A couple of weeks later I received an invitation to attend an online interview. A handful of places for all the community nurses in the UK – it would be like winning the lottery to gain a place! My imposter syndrome started to nag at me whilst I waited for the interview – who did I think I was imagining I would be chosen for a place!
The day of the interview arrived, fortunately, I was now used to Microsoft Teams style meetings. There was a panel of three people. The questions were directed at leadership that was personal to me – nothing I could have prepared for. I completed the 30-minute call with the QNI leadership team, closing with ‘they would be in touch!’ As promised my email arrived in my inbox – I had a place to start in November 2023 – WOW! I was delighted but the imposter syndrome snuck in again – all the other successful candidates would be far more along in their leadership journey than I.
My biggest learning was facing imposter syndrome and the realising that the programmes had given me a newfound confidence in my abilities. I had learned new strategies to manage my professional leadership journey and along the way to be realistic.
Alexandra James, QNIn October 2023 I attended an online induction for the programme, meeting with the other successful candidates where we started to get to know each other ‘virtually’. November arrived and I drove to a hotel in the South of England where I was to spend the next three days with a group of 13 strangers (#lucky13 we called ourselves on X/Twitter). Unknown to me, they were about to support me with my professional journey and would become a fantastic professional network of lifelong friends.
Not wanting to spoil the programme for those who may be fortunate to attend I will not give too much detail. However, over the next couple of days, we learned more about how to think differently as we opened up more to each other, personally and professionally. At the end of the three days, I started to believe in the magic of the course – with a buddy and a mentor and some guiding words I was ready to execute my next leadership steps. Over the year-long programme with a mixture of study days and online catch-ups with my very approachable mentor, I blossomed and grew.
During the programme, I undertook a project with my team in Hospital at Home supporting 2-hour urgent crisis in the community. I helped developed a telephone contact pathway for care homes within West Cheshire to ring directly 7 days a week 8am-8pm as an alternative to ringing 999. The vision was to reduce Emergency Department admissions. In the year the pathway successfully saved 40% of admissions to the local ED department. This was life-changing for some of the frailest people in the community. NHS England published this case study online, and I was invited to speak nationally to ICBs about this project and to help cascade the idea to make a difference to other frail elderly people around the country.
The QNI Leadership programme gave me the skills to develop the project further by using costings, writing papers and understanding the wider NHS systems to enable me to articulate the need for quality improvements or new business cases.

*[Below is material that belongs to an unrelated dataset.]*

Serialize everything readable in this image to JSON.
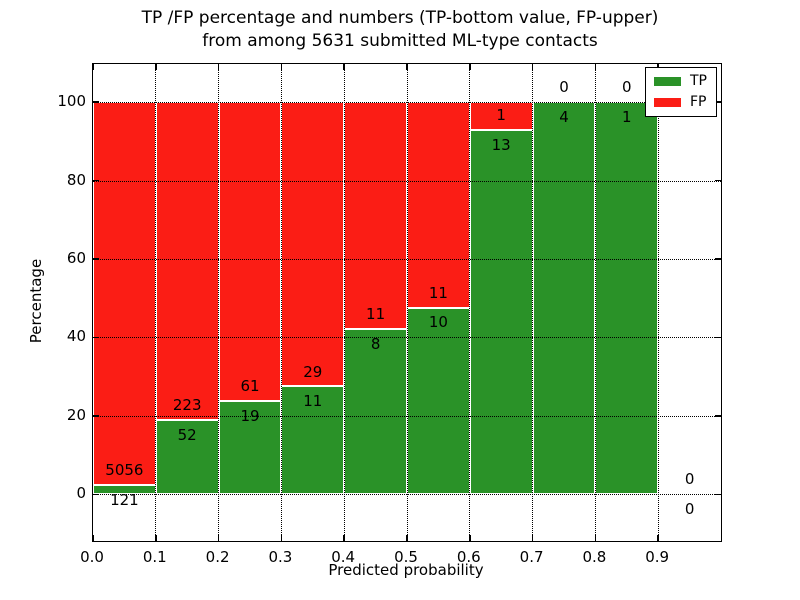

So, what next? I now have a new post and I am continuing to grow as a leader and consolidate the time spent on the QNI Aspiring Leaders Programme (now Ambition to Lead). My next endeavour will be to firmly put my imposter syndrome in a box and keep the lid on tightly whilst I work towards putting in an application for the QNI Leading Strategically Programme (funded by the National Garden Scheme for 12 Queen’s Nurses). My advice would be to aim high, be bold and apply for one of the QNI programmes you have no idea where it may take you.